The following article is an edited excerpt from Resource Management for Colleges and Universities by William F. Massy.
One of the biggest barriers to the adoption of academic resourcing models has proved to be concerns by faculty that doing so will “turn the university into a business.” As a former professor myself, I can understand that concern. Part of this stems from the view that margin, which plays such a central role in academic resourcing models, equates to profit, and that profit has no place in a traditional academic institution. The case against the proposition is very strong, but its demonstration requires considerable explanation.
The Not-for-Profit Paradigm
Traditional universities are not-for-profit institutions. The goal of these institutions is to serve the public interest rather than the private interests of owner-shareholders. A well-run business will respond more strongly to the demands of the marketplace than will a not-for-profit university, which seeks to balance these demands with “intrinsic values” derived from its own mission. Both types of entities also must take account of the technical and behavioral laws that govern people’s ability to produce (what economists call the “production function”), and also the governmental regulations and political objectives that both enable and constrain the entity’s decision-makers. It is the balancing of mission, market, and money that distinguishes a not-for-profit from a profit-maximizing organization.

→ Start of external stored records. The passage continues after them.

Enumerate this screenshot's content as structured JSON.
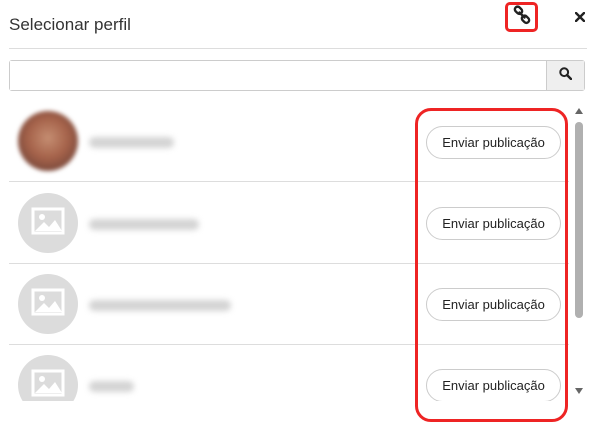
{
  "header": {
    "title": "Selecionar perfil",
    "link_icon": "link-chain-icon",
    "close_icon": "close-icon"
  },
  "search": {
    "value": "",
    "placeholder": "",
    "icon": "search-icon"
  },
  "profiles": [
    {
      "avatar": "photo",
      "send_label": "Enviar publicação"
    },
    {
      "avatar": "image-placeholder",
      "send_label": "Enviar publicação"
    },
    {
      "avatar": "image-placeholder",
      "send_label": "Enviar publicação"
    },
    {
      "avatar": "image-placeholder",
      "send_label": "Enviar publicação"
    }
  ],
  "scrollbar": {
    "up_icon": "scroll-up-arrow-icon",
    "down_icon": "scroll-down-arrow-icon"
  },
  "colors": {
    "highlight": "#ee2424",
    "divider": "#dddddd",
    "placeholder_avatar": "#dcdcdc"
  }
}
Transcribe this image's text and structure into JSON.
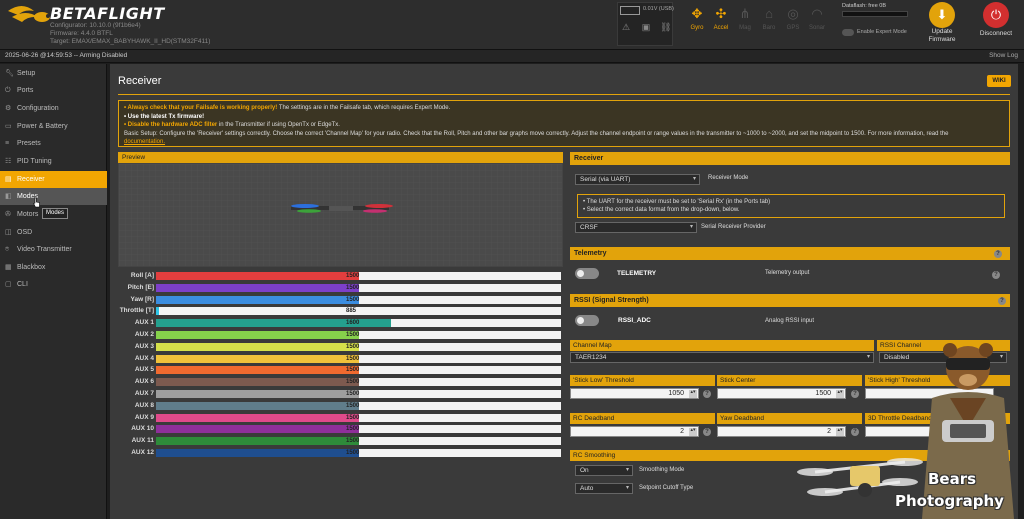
{
  "header": {
    "brand": "BETAFLIGHT",
    "configurator": "Configurator: 10.10.0 (9f1b6e4)",
    "firmware": "Firmware: 4.4.0 BTFL",
    "target": "Target: EMAX/EMAX_BABYHAWK_II_HD(STM32F411)",
    "battery_value": "0.01V (USB)",
    "sensors": [
      {
        "name": "Gyro",
        "icon": "gyro-icon",
        "active": true
      },
      {
        "name": "Accel",
        "icon": "accel-icon",
        "active": true
      },
      {
        "name": "Mag",
        "icon": "mag-icon",
        "active": false
      },
      {
        "name": "Baro",
        "icon": "baro-icon",
        "active": false
      },
      {
        "name": "GPS",
        "icon": "gps-icon",
        "active": false
      },
      {
        "name": "Sonar",
        "icon": "sonar-icon",
        "active": false
      }
    ],
    "dataflash": "Dataflash: free 0B",
    "expert_mode_label": "Enable Expert Mode",
    "update_firmware_label": "Update Firmware",
    "disconnect_label": "Disconnect"
  },
  "statusbar": {
    "text": "2025-06-26 @14:59:53 -- Arming Disabled",
    "show_log": "Show Log"
  },
  "sidebar": {
    "items": [
      {
        "label": "Setup",
        "icon": "wrench-icon"
      },
      {
        "label": "Ports",
        "icon": "plug-icon"
      },
      {
        "label": "Configuration",
        "icon": "gear-icon"
      },
      {
        "label": "Power & Battery",
        "icon": "battery-icon"
      },
      {
        "label": "Presets",
        "icon": "presets-icon"
      },
      {
        "label": "PID Tuning",
        "icon": "sliders-icon"
      },
      {
        "label": "Receiver",
        "icon": "receiver-icon"
      },
      {
        "label": "Modes",
        "icon": "modes-icon"
      },
      {
        "label": "Motors",
        "icon": "motor-icon"
      },
      {
        "label": "OSD",
        "icon": "osd-icon"
      },
      {
        "label": "Video Transmitter",
        "icon": "vtx-icon"
      },
      {
        "label": "Blackbox",
        "icon": "blackbox-icon"
      },
      {
        "label": "CLI",
        "icon": "terminal-icon"
      }
    ],
    "active": "Receiver",
    "hovered": "Modes",
    "tooltip": "Modes"
  },
  "main": {
    "title": "Receiver",
    "wiki": "WIKI",
    "note": {
      "l1_bold": "• Always check that your Failsafe is working properly!",
      "l1_rest": " The settings are in the Failsafe tab, which requires Expert Mode.",
      "l2": "• Use the latest Tx firmware!",
      "l3_bold": "• Disable the hardware ADC filter",
      "l3_rest": " in the Transmitter if using OpenTx or EdgeTx.",
      "l4": "Basic Setup: Configure the 'Receiver' settings correctly. Choose the correct 'Channel Map' for your radio. Check that the Roll, Pitch and other bar graphs move correctly. Adjust the channel endpoint or range values in the transmitter to ~1000 to ~2000, and set the midpoint to 1500. For more information, read the",
      "l5": "documentation."
    },
    "preview_title": "Preview",
    "channels": [
      {
        "name": "Roll [A]",
        "value": 1500,
        "color": "#e23e3e"
      },
      {
        "name": "Pitch [E]",
        "value": 1500,
        "color": "#7d3fc9"
      },
      {
        "name": "Yaw [R]",
        "value": 1500,
        "color": "#3b8de0"
      },
      {
        "name": "Throttle [T]",
        "value": 885,
        "color": "#2fc6e8"
      },
      {
        "name": "AUX 1",
        "value": 1600,
        "color": "#24a08e"
      },
      {
        "name": "AUX 2",
        "value": 1500,
        "color": "#86d14b"
      },
      {
        "name": "AUX 3",
        "value": 1500,
        "color": "#d5e04a"
      },
      {
        "name": "AUX 4",
        "value": 1500,
        "color": "#f0c23a"
      },
      {
        "name": "AUX 5",
        "value": 1500,
        "color": "#f06a2f"
      },
      {
        "name": "AUX 6",
        "value": 1500,
        "color": "#7d5a4f"
      },
      {
        "name": "AUX 7",
        "value": 1500,
        "color": "#9e9e9e"
      },
      {
        "name": "AUX 8",
        "value": 1500,
        "color": "#607d8b"
      },
      {
        "name": "AUX 9",
        "value": 1500,
        "color": "#e04a8a"
      },
      {
        "name": "AUX 10",
        "value": 1500,
        "color": "#8e2f9a"
      },
      {
        "name": "AUX 11",
        "value": 1500,
        "color": "#2e8b3a"
      },
      {
        "name": "AUX 12",
        "value": 1500,
        "color": "#1f4e8f"
      }
    ],
    "channel_range": [
      875,
      2125
    ],
    "receiver": {
      "title": "Receiver",
      "mode_value": "Serial (via UART)",
      "mode_label": "Receiver Mode",
      "uart_note_1": "• The UART for the receiver must be set to 'Serial Rx' (in the Ports tab)",
      "uart_note_2": "• Select the correct data format from the drop-down, below.",
      "provider_value": "CRSF",
      "provider_label": "Serial Receiver Provider"
    },
    "telemetry": {
      "title": "Telemetry",
      "toggle_label": "TELEMETRY",
      "desc": "Telemetry output"
    },
    "rssi": {
      "title": "RSSI (Signal Strength)",
      "toggle_label": "RSSI_ADC",
      "desc": "Analog RSSI input"
    },
    "channel_map": {
      "label": "Channel Map",
      "value": "TAER1234"
    },
    "rssi_channel": {
      "label": "RSSI Channel",
      "value": "Disabled"
    },
    "stick_low": {
      "label": "'Stick Low' Threshold",
      "value": "1050"
    },
    "stick_center": {
      "label": "Stick Center",
      "value": "1500"
    },
    "stick_high": {
      "label": "'Stick High' Threshold",
      "value": ""
    },
    "rc_deadband": {
      "label": "RC Deadband",
      "value": "2"
    },
    "yaw_deadband": {
      "label": "Yaw Deadband",
      "value": "2"
    },
    "throttle_deadband": {
      "label": "3D Throttle Deadband",
      "value": ""
    },
    "rc_smoothing": {
      "title": "RC Smoothing",
      "mode_value": "On",
      "mode_label": "Smoothing Mode",
      "cutoff_value": "Auto",
      "cutoff_label": "Setpoint Cutoff Type"
    }
  },
  "watermark": {
    "line1": "Bears",
    "line2": "Photography"
  },
  "colors": {
    "accent": "#e2a30b",
    "header": "#2d2d2d",
    "panel": "#3a3a3a"
  }
}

The image below compares the not-for-profit paradigm with its better-known for-profit counterpart. Not-for-profit entities maximize mission attainment, but their ability to do so is not unlimited. They must observe the operational, governmental, and market constraints referred to earlier. They also must ensure that their overall margin (revenue minus cost for the institution as a whole) isn’t persistently in the red—which eventually would drive the school to bankruptcy. Conversely, for-profit entities maximize total profit (i.e., overall margin) subject to the aforementioned operational and market constraints. For-profits can go bankrupt, too, if they suffer large sustained losses. The “not-for-profit difference” comes from dislodging margin as the maximizing objective and putting it on the same basis as the other constraints. Money remains crucially important to not-for-profits, but in a very different way than for for-profits. It’s a means for mission attainment in universities, whereas it is the overriding objective in business firms.

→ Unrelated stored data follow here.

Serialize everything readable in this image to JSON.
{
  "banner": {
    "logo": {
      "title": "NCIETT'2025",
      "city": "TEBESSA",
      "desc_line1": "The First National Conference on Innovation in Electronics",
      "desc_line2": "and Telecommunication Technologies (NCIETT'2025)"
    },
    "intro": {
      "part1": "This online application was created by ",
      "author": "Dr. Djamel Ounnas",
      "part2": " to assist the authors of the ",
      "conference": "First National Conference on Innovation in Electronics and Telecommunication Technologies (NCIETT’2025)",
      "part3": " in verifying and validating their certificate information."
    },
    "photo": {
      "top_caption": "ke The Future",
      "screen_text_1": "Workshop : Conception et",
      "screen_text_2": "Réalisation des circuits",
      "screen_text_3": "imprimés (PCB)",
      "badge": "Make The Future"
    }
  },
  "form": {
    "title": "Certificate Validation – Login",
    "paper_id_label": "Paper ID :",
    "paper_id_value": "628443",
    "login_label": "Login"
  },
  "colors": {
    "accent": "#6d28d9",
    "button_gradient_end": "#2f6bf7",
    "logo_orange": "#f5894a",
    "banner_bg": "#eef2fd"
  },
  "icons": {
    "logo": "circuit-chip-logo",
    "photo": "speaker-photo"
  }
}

What Does Being Not-for-Profit Mean?
Imagine a “classic” liberal arts college that offers two kinds of courses: the traditional humanities, arts, and sciences courses for this kind of institution, and a program of business courses. First, suppose the college is in financial equilibrium with both programs at their optimal size according to the not-for-profit decision rule, and that this has resulted in surpluses from business that cross-subsidize the liberal arts courses. One might ask why the college doesn’t expand business to increase its operating surplus, which then would allow it to expand or improve the quality of its liberal arts program.
The answer (based on the aforementioned equilibrium) is that expanding business would reduce the college’s values more than expanding liberal arts would increase them. In other words, business’s incremental contribution to mission is negative and larger than the incremental positive contributions of the liberal arts programs that benefit from the cross-subsidies. It’s business’s negative incremental mission contribution that deters the college from enlarging it despite its positive margin. The argument goes like this:
“Our business courses are profitable, but we don’t want them to dominate the college’s sense of itself.”
Now suppose the college falls on hard times financially due to sharp losses in the value of its endowment, but that neither its margins nor its fundamental values have changed. Getting to a new equilibrium may well involve expanding the business program in order to minimize the consequences for the liberal arts. What’s happened is that the weighting of value in the college’s decision rule (“l”) has gotten smaller as financial urgency has increased, which has made the revenue term more important.
Traditional universities must pay close attention to their margins because money is what permits them to fund their programs. Cross-subsidies, which play the role of dividends to shareholders in for-profit entities, enable not-for-profit institutions to fund programs at levels that would not be supportable in the marketplace alone. Financial stringency reduces traditional universities’ ability to subsidize programs to the point where markets, and only markets, dominate their program offerings. In other words, universities teetering on the edge of bankruptcy must prioritize moneymaking over their mission-based values in order to survive. Ironically, academics who try to “purify” their university by eschewing the management of margin risk hastening the day when money must be prioritized over mission.